A desinformação serve-se de ferramentas de inteligência artificial. Vai ser ainda mais difícil distinguir o que é real do que é fabricado?
Não sei para onde é que vamos, mas sei desde já que, se não houver uma regulação da inteligência artificial, vai ser o que for. Vai ser um faroeste, digo eu. Será quase impossível distinguir [entre o que é real e o que é fabricado]. Os deepfakes — ou os 'cheapfakes', porque é muito barato fazer deepfake — circulam com grande qualidade. A sintetização do som, da voz, a imagem... Todas as imagens podem ser geradas. Eu diria que cada vez necessitamos mais de literacia dos media. As pessoas têm de saber como é que funciona o algoritmo, como é que é possível criar deepfakes, para perceberem que podem estar a ser enganadas. As pessoas têm de entrar numa lógica de cepticismo saudável, e só fazem isso se tiverem conhecimentos suficientes que lhes permitam fazer isso.

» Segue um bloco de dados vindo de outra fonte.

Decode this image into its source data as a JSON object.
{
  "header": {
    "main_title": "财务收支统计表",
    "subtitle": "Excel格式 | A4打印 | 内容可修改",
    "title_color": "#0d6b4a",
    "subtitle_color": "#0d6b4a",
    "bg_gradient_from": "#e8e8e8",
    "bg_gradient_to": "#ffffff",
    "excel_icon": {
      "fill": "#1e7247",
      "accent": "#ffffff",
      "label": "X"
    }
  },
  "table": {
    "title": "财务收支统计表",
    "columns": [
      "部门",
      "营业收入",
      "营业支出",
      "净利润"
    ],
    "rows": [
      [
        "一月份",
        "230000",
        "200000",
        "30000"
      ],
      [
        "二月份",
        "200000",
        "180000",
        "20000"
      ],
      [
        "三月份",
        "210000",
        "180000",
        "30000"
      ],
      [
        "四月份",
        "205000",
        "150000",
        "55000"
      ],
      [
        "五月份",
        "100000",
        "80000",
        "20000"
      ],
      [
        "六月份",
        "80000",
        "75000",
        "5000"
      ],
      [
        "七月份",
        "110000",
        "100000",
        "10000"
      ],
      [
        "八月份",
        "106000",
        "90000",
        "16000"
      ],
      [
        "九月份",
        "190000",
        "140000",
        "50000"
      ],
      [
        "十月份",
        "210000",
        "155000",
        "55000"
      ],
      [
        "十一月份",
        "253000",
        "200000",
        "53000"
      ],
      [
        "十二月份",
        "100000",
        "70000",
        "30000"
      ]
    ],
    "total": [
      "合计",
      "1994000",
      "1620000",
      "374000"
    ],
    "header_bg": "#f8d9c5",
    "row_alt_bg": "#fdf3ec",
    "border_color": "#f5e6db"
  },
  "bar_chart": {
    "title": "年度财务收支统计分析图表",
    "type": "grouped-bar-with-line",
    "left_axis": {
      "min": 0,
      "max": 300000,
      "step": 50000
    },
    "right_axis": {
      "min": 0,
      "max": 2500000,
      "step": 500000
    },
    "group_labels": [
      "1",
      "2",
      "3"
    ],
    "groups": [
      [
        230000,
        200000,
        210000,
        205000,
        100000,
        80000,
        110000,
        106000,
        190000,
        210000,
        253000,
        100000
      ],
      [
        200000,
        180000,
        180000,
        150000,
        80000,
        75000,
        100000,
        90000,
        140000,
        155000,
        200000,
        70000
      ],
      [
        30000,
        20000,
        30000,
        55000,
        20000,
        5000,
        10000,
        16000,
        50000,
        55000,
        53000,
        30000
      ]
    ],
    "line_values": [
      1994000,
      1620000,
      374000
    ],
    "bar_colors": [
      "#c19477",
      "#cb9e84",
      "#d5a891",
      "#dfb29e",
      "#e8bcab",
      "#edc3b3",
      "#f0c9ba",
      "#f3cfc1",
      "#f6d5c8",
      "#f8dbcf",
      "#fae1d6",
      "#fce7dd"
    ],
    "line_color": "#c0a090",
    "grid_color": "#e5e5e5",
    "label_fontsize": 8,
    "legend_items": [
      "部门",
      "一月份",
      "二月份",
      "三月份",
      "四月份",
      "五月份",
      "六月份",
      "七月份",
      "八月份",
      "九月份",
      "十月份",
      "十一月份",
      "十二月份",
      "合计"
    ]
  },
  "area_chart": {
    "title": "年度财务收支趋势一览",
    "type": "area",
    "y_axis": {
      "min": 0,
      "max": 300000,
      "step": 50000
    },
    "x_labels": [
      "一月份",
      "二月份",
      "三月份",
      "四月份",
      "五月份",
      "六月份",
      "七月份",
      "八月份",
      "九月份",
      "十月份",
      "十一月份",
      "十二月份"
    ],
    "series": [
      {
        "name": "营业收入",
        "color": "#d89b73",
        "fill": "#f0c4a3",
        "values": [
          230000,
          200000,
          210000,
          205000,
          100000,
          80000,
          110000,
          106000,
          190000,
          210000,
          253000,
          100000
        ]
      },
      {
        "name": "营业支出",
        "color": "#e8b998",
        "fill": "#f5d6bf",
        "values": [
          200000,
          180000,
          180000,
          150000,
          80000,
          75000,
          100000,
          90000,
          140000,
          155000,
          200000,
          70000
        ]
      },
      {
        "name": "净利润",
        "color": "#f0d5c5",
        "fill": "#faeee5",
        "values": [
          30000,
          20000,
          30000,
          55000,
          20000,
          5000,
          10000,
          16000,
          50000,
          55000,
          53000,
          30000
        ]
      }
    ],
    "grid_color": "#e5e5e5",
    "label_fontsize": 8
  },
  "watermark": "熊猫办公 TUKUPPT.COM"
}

É preciso sermos mais críticos?
É preciso analisar, é preciso verificar fontes. Quando aparece uma informação qualquer, tenho de verificar quem são as fontes, de ler o texto até o fim, tenho de perceber se o texto tem alguma coisa a ver com o título, tenho de ver as datas. Não é transformar cada pessoa num fact-checker profissional, mas em alguém que tenha a capacidade de verificar essa informação de forma cada vez melhor.